Michael and Rachel's

Recipe Book

Chocolate Courgette Bread

Updated: 01 Sep 2018

Ingredients

  • 2 ounces dark and milk chocolate, mixed
  • 210g plain GF flour
  • 2 tsp xanthan gum
  • 20g cocoa powder
  • Pinch salt
  • 1/2 tsp baking soda
  • 1/2 tsp baking powder
  • 200g caster sugar
  • 4 ounches chocolate chips or chunks
  • 200g grated fresh courgette
  • 2 eggs
  • 6 tbsp vegetable oil
  • 1 tsp vanilla extract

Method

  1. Preheat the oven to 160c.
  2. grease and line a standard 9 inch x 5 inch loaf pan and set it aside.
  3. In a small microwave safe bowl, place the chopped chocolate and micorwave it in 30 second bursts, stirring in between, until smooth. Set aside to cool briefly.
  4. In a large bowl, place flour, xanthan gum, cocoa powder, salt, baking soda, baking powder, and caster sugar, and whisk to cmobine.
  5. Place the choolate chips in a separate small bowl and add 1 tbsp of the dry ingredients to the chips; toss to combine.

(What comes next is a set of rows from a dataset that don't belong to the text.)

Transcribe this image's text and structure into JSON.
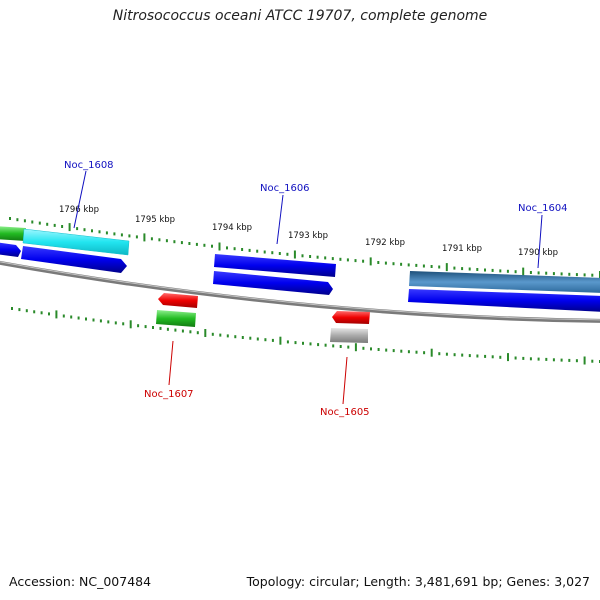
{
  "title": "Nitrosococcus oceani ATCC 19707, complete genome",
  "footer": {
    "accession": "Accession: NC_007484",
    "summary": "Topology: circular; Length: 3,481,691 bp; Genes: 3,027"
  },
  "scale_labels": [
    "1796 kbp",
    "1795 kbp",
    "1794 kbp",
    "1793 kbp",
    "1792 kbp",
    "1791 kbp",
    "1790 kbp"
  ],
  "gene_labels": {
    "noc_1608": "Noc_1608",
    "noc_1607": "Noc_1607",
    "noc_1606": "Noc_1606",
    "noc_1605": "Noc_1605",
    "noc_1604": "Noc_1604"
  },
  "colors": {
    "forward_label": "#1010c0",
    "reverse_label": "#cc0000",
    "cds_blue": "#0000ee",
    "cds_cyan": "#22e5f0",
    "cds_steelblue": "#3a7ab0",
    "cds_red": "#ee0000",
    "cds_green": "#22bb22",
    "cds_gray": "#aaaaaa",
    "tick_green": "#2a8a2a",
    "backbone": "#777777"
  }
}
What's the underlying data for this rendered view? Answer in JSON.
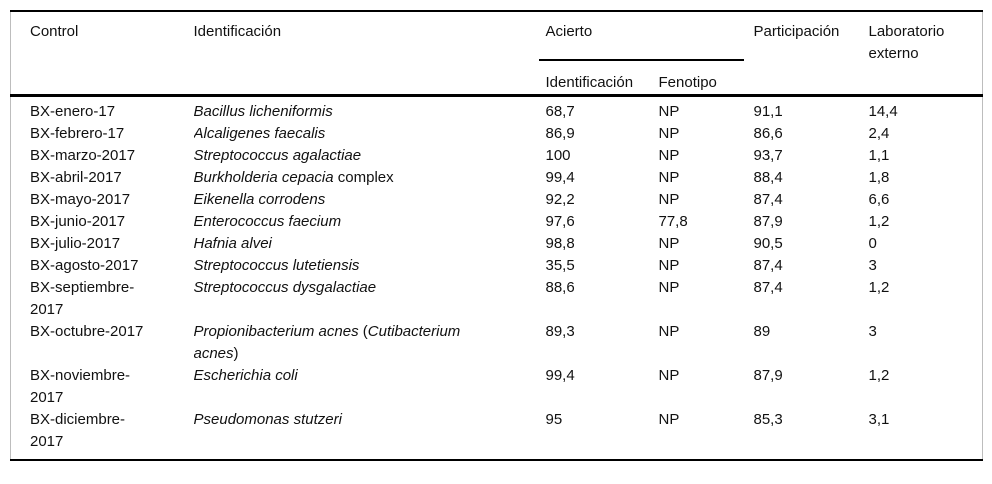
{
  "table": {
    "columns": {
      "control": "Control",
      "identificacion": "Identificación",
      "acierto": "Acierto",
      "acierto_sub_identificacion": "Identificación",
      "acierto_sub_fenotipo": "Fenotipo",
      "participacion": "Participación",
      "laboratorio_externo": "Laboratorio externo"
    },
    "rows": [
      {
        "control": "BX-enero-17",
        "identificacion": [
          {
            "t": "Bacillus licheniformis",
            "i": true
          }
        ],
        "acierto_identificacion": "68,7",
        "fenotipo": "NP",
        "participacion": "91,1",
        "laboratorio_externo": "14,4"
      },
      {
        "control": "BX-febrero-17",
        "identificacion": [
          {
            "t": "Alcaligenes faecalis",
            "i": true
          }
        ],
        "acierto_identificacion": "86,9",
        "fenotipo": "NP",
        "participacion": "86,6",
        "laboratorio_externo": "2,4"
      },
      {
        "control": "BX-marzo-2017",
        "identificacion": [
          {
            "t": "Streptococcus agalactiae",
            "i": true
          }
        ],
        "acierto_identificacion": "100",
        "fenotipo": "NP",
        "participacion": "93,7",
        "laboratorio_externo": "1,1"
      },
      {
        "control": "BX-abril-2017",
        "identificacion": [
          {
            "t": "Burkholderia cepacia",
            "i": true
          },
          {
            "t": " complex",
            "i": false
          }
        ],
        "acierto_identificacion": "99,4",
        "fenotipo": "NP",
        "participacion": "88,4",
        "laboratorio_externo": "1,8"
      },
      {
        "control": "BX-mayo-2017",
        "identificacion": [
          {
            "t": "Eikenella corrodens",
            "i": true
          }
        ],
        "acierto_identificacion": "92,2",
        "fenotipo": "NP",
        "participacion": "87,4",
        "laboratorio_externo": "6,6"
      },
      {
        "control": "BX-junio-2017",
        "identificacion": [
          {
            "t": "Enterococcus faecium",
            "i": true
          }
        ],
        "acierto_identificacion": "97,6",
        "fenotipo": "77,8",
        "participacion": "87,9",
        "laboratorio_externo": "1,2"
      },
      {
        "control": "BX-julio-2017",
        "identificacion": [
          {
            "t": "Hafnia alvei",
            "i": true
          }
        ],
        "acierto_identificacion": "98,8",
        "fenotipo": "NP",
        "participacion": "90,5",
        "laboratorio_externo": "0"
      },
      {
        "control": "BX-agosto-2017",
        "identificacion": [
          {
            "t": "Streptococcus lutetiensis",
            "i": true
          }
        ],
        "acierto_identificacion": "35,5",
        "fenotipo": "NP",
        "participacion": "87,4",
        "laboratorio_externo": "3"
      },
      {
        "control": "BX-septiembre-2017",
        "identificacion": [
          {
            "t": "Streptococcus dysgalactiae",
            "i": true
          }
        ],
        "acierto_identificacion": "88,6",
        "fenotipo": "NP",
        "participacion": "87,4",
        "laboratorio_externo": "1,2"
      },
      {
        "control": "BX-octubre-2017",
        "identificacion": [
          {
            "t": "Propionibacterium acnes",
            "i": true
          },
          {
            "t": " (",
            "i": false
          },
          {
            "t": "Cutibacterium acnes",
            "i": true
          },
          {
            "t": ")",
            "i": false
          }
        ],
        "acierto_identificacion": "89,3",
        "fenotipo": "NP",
        "participacion": "89",
        "laboratorio_externo": "3"
      },
      {
        "control": "BX-noviembre-2017",
        "identificacion": [
          {
            "t": "Escherichia coli",
            "i": true
          }
        ],
        "acierto_identificacion": "99,4",
        "fenotipo": "NP",
        "participacion": "87,9",
        "laboratorio_externo": "1,2"
      },
      {
        "control": "BX-diciembre-2017",
        "identificacion": [
          {
            "t": "Pseudomonas stutzeri",
            "i": true
          }
        ],
        "acierto_identificacion": "95",
        "fenotipo": "NP",
        "participacion": "85,3",
        "laboratorio_externo": "3,1"
      }
    ]
  },
  "colors": {
    "rule_dark": "#000000",
    "rule_light": "#bdbdbd",
    "text": "#111111",
    "background": "#ffffff"
  }
}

Set aside.
  6. In the KitchenAid, mix togeth er the eggs, oil, vanilla, and courgette until smooth.
  7. Add the melted chocolate and blend to combine.
  8. Combine the wet and dry ingredients; mix. The batter will be soft. Stir in all but a few of the chocolate chips by hand. Stir until evenly distributed.
  9. Scrape the batter into the prepared loaf pan and smooth the top with a wet spatula. Sprinkile the remaining chocolate chips evenly on top and press gently to help them adhere.
  10. Place the loaf pan in the centre of the oven and bake, rotating once, until a toothpick inserted in the centre comes out clean. Check after 1 hour and keep going until cooked.
  11. REmove from the oven and allow t cool for at least 20 minutes in the loaf pan before transferring to a wire rack to cool completely.